3.3Ingevolge artikel 7:15, tweede lid, van de Awb worden de kosten, die de belanghebbende in verband met de behandeling van het bezwaar redelijkerwijs heeft moeten maken, door het bestuursorgaan uitsluitend vergoed op verzoek van de belanghebbende voor zover het bestreden besluit wordt herroepen wegens aan het bestuursorgaan te wijten onrechtmatigheid.
4. De rechtbank stelt vast dat uit de besluitvorming van verweerder en de toelichting daarop in het verweerschrift volgt, dat de beslissing op bezwaar van 21 februari 2019 is ingetrokken en de afwijzing van de toevoeging in het primaire besluit is herroepen en is vervangen door de beslissing met verzenddatum 3 april 2019 waarbij de aanvraag alsnog is ingewilligd. Dit heeft tot gevolg dat eisers beroep voor zover dat ziet op het bestreden besluit 1, niet-ontvankelijk is nu dit besluit wordt geacht te zijn ingetrokken.

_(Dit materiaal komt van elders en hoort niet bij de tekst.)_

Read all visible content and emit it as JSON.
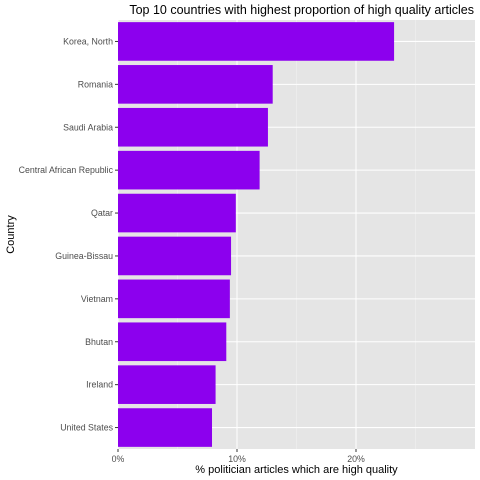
{
  "chart_data": {
    "type": "bar",
    "orientation": "horizontal",
    "title": "Top 10 countries with highest proportion of high quality articles",
    "xlabel": "% politician articles which are high quality",
    "ylabel": "Country",
    "categories": [
      "Korea, North",
      "Romania",
      "Saudi Arabia",
      "Central African Republic",
      "Qatar",
      "Guinea-Bissau",
      "Vietnam",
      "Bhutan",
      "Ireland",
      "United States"
    ],
    "values": [
      23.2,
      13.0,
      12.6,
      11.9,
      9.9,
      9.5,
      9.4,
      9.1,
      8.2,
      7.9
    ],
    "xlim": [
      0,
      30
    ],
    "x_ticks": [
      0,
      10,
      20
    ],
    "x_tick_labels": [
      "0%",
      "10%",
      "20%"
    ],
    "bar_color": "#8c00ee",
    "panel_background": "#e5e5e5",
    "grid": true
  }
}
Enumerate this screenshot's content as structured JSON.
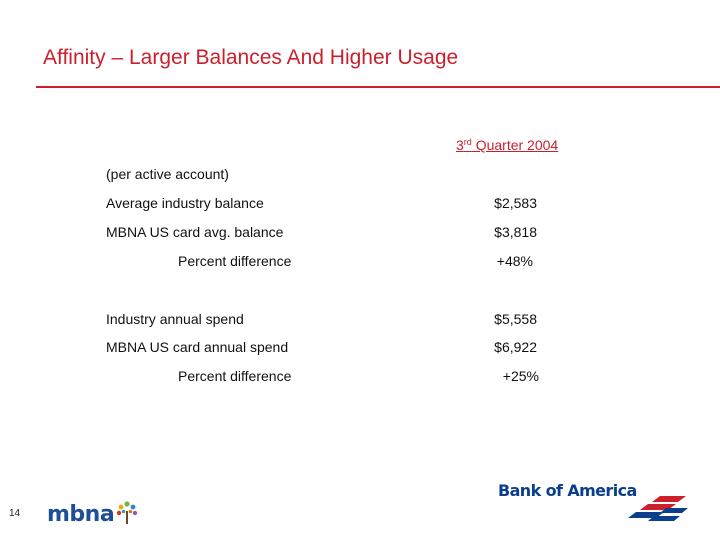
{
  "slide": {
    "title": "Affinity – Larger Balances And Higher Usage",
    "page_number": "14"
  },
  "column_header": {
    "ordinal": "3",
    "suffix": "rd",
    "rest": " Quarter 2004"
  },
  "rows": [
    {
      "label": "(per active account)",
      "value": ""
    },
    {
      "label": "Average industry balance",
      "value": "$2,583"
    },
    {
      "label": "MBNA US card avg. balance",
      "value": "$3,818"
    },
    {
      "label": "Percent difference",
      "value": "+48%"
    },
    {
      "label": "Industry annual spend",
      "value": "$5,558"
    },
    {
      "label": "MBNA US card annual spend",
      "value": "$6,922"
    },
    {
      "label": "Percent difference",
      "value": "+25%"
    }
  ],
  "logos": {
    "mbna": "mbna",
    "bank_of_america": "Bank of America"
  },
  "colors": {
    "accent_red": "#cc1f2d",
    "brand_blue": "#0b3f8c"
  }
}
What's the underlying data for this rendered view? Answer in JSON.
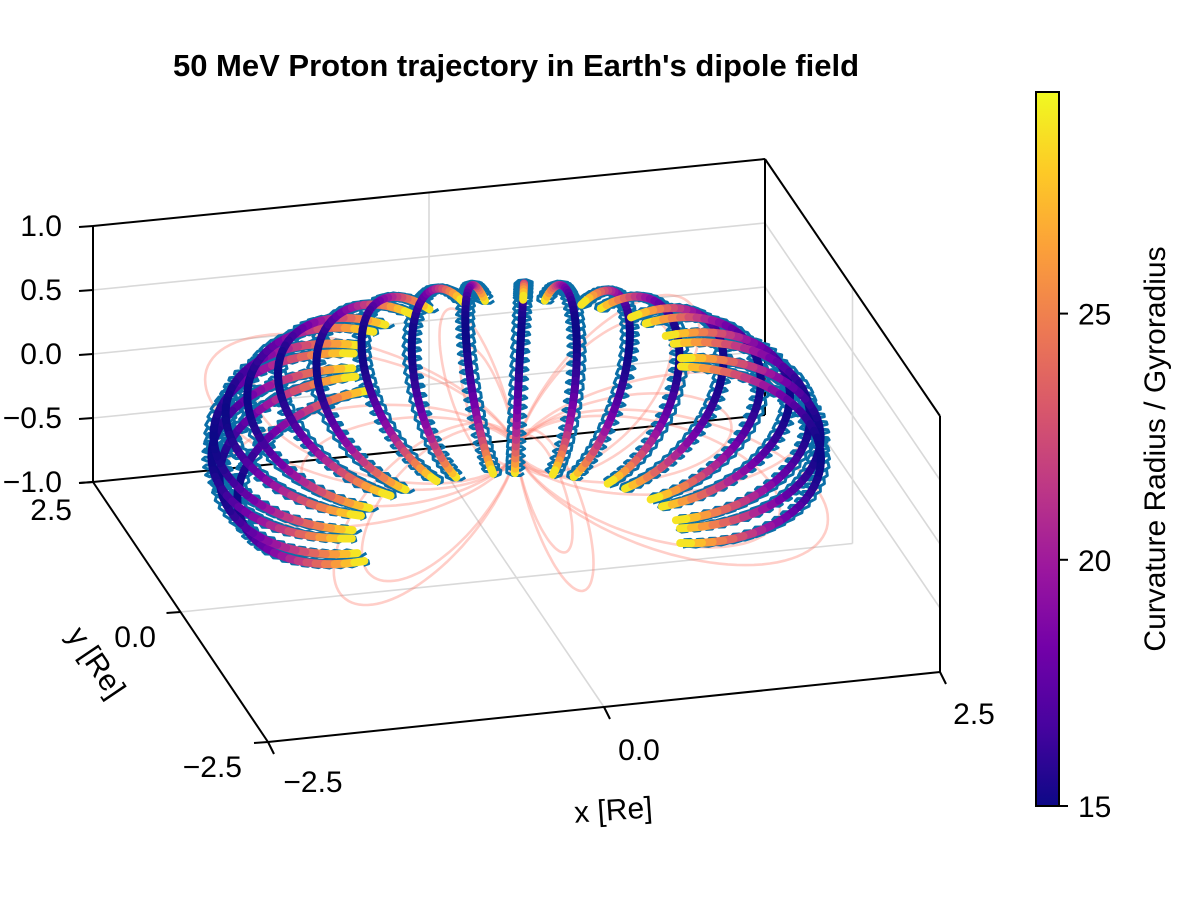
{
  "chart_data": {
    "type": "line3d",
    "title": "50 MeV Proton trajectory in Earth's dipole field",
    "xlabel": "x [Re]",
    "ylabel": "y [Re]",
    "zlabel": "",
    "xlim": [
      -2.5,
      2.5
    ],
    "ylim": [
      -2.5,
      2.5
    ],
    "zlim": [
      -1.0,
      1.0
    ],
    "x_ticks": [
      "−2.5",
      "0.0",
      "2.5"
    ],
    "y_ticks": [
      "−2.5",
      "0.0",
      "2.5"
    ],
    "z_ticks": [
      "−1.0",
      "−0.5",
      "0.0",
      "0.5",
      "1.0"
    ],
    "grid": true,
    "series": [
      {
        "name": "dipole field lines",
        "kind": "line",
        "color": "#ff7f6e",
        "L_shells": [
          1.6,
          2.2,
          2.6
        ],
        "longitudes_deg": [
          0,
          45,
          90,
          135,
          180,
          225,
          270,
          315
        ]
      },
      {
        "name": "proton trajectory",
        "kind": "line",
        "color": "#0a6fa8"
      },
      {
        "name": "guiding center",
        "kind": "line",
        "colormap": "plasma",
        "color_variable": "Curvature Radius / Gyroradius"
      }
    ],
    "colorbar": {
      "label": "Curvature Radius / Gyroradius",
      "range": [
        15,
        29.5
      ],
      "ticks": [
        "15",
        "20",
        "25"
      ],
      "tick_values": [
        15,
        20,
        25
      ],
      "colormap": "plasma",
      "colors": [
        "#0d0887",
        "#47039f",
        "#7301a8",
        "#9c179e",
        "#bd3786",
        "#d8576b",
        "#ed7953",
        "#fb9f3a",
        "#fdca26",
        "#f0f921"
      ]
    }
  }
}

5. Voor zover eisers beroep ziet op het bestreden besluit 2 overweegt de rechtbank als volgt. De rechtbank is met verweerder van oordeel dat het primaire besluit tot afwijzing van de toevoegingsaanvraag op basis van de bij de aanvraag overgelegde informatie niet is herroepen wegens aan het bestuursorgaan te wijten onrechtmatigheid. Verweerder is alsnog aan eisers aanvraag tegemoetgekomen als gevolg van een soepelere interpretatie van de van toepassing zijnde werkinstructie, waarbij het noodzakelijkheidsvereiste is komen te vervallen. Een en ander laat naar het oordeel van de rechtbank onverlet dat het primaire besluit tot afwijzing van de toevoegingsaanvraag geen onrechtmatig genomen besluit is, omdat uit de aanvraag niet bleek dat sprake was van een bezoek aan familieleden tot in de derde graad, noch van het – toen nog geldende vereiste van – voldoende belang van het bezoek aan Nederland. Hierbij neemt de rechtbank in aanmerking dat eiser bij de aanvraag om toevoeging van 20 september 2018 enkel als categorie bij de zaakgegevens ‘V013 – Vreemdelingenrecht – verblijf bij gezinsleden’ heeft aangegeven en hierbij geen informatie heeft overgelegd waaruit blijkt dat sprake is van een familiebezoek aan een familielid tot in de derde graad, te weten de aangetrouwde oom en diens echtgenote. Deze informatie is pas in bezwaar overgelegd. Onder deze omstandigheden kan niet worden geoordeeld dat verweerder het primaire besluit onrechtmatig heeft genomen. Verweerder heeft naar het oordeel van de rechtbank dan ook terecht het verzoek om vergoeding van de kosten in de bezwaarfase afgewezen. Het beroep van eiser op artikel 7:15, tweede lid, van de Awb slaagt niet.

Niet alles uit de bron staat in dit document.